„Keine Angst, das ist kein Corona sondern ein kleinzelliges Bronchialkarzinom“, erklärt der Mann nach einer Hustenattacke. Hinter mir liegt ein Tag mit drei Begegnungen, die ich nicht vergessen werde.
Man sollte meinen, nach über 20 Jahren in der Apotheke hinter dem HV hätte ich schon so viele Schicksalsschläge erlebt, dass mich nichts mehr richtig erschüttert. Doch das ist falsch.

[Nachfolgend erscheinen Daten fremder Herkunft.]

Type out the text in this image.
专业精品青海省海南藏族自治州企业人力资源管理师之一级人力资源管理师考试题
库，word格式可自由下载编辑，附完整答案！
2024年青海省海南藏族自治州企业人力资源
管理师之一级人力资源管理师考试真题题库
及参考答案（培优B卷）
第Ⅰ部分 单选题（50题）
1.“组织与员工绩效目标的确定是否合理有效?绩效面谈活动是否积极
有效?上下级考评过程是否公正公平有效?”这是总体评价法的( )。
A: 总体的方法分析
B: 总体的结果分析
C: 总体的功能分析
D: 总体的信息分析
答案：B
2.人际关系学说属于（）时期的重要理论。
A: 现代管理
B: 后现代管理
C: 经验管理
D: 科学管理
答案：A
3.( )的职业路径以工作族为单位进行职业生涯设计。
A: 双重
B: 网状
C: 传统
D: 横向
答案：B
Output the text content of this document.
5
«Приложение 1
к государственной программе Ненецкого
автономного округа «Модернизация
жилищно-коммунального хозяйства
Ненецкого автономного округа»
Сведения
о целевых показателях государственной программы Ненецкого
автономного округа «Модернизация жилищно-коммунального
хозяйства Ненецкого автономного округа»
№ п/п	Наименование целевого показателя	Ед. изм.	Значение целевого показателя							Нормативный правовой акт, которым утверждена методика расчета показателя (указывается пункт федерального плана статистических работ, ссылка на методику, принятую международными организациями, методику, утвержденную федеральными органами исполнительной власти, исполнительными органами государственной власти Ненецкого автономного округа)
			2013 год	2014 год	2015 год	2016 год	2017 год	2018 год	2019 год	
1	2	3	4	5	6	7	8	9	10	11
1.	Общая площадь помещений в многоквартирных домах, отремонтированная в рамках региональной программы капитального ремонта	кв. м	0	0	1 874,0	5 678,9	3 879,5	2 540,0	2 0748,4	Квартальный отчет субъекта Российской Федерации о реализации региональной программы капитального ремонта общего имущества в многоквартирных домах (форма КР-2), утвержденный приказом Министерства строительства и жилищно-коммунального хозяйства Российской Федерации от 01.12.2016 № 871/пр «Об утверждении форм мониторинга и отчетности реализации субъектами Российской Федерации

Wenn ein Mann im „besten Alter“ nach einer Hustenattacke in der Apotheke über unseren coronabesorgten Blick abwinkt und sagt: „Keine Angst, das ist kein Corona, sondern ein kleinzelliges Bronchialkarzinom“, dann trifft es mich. Es legt den Finger auf die Wunde: Ich mache mir zuerst Sorgen um MEINE Gesundheit (die nach zwei Impfungen eigentlich nicht wirklich gefährdet ist), obwohl ich mich um den Menschen vor mir sorgen sollte, der tatsächlich ein bedrohliches gesundheitliches Problem hat. Das beschämt mich.
Wenn eine Frau mit Tränen in den Augen die Medikamente für ihren Mann zurückbringt, weil er sie „nicht mehr brauchen“ wird und er genau so alt ist wie mein Mann, dann trifft es mich. Weil ich mitleide, weil mir die Worte fehlen, weil die pharmazeutische Hilfe am Ende ist.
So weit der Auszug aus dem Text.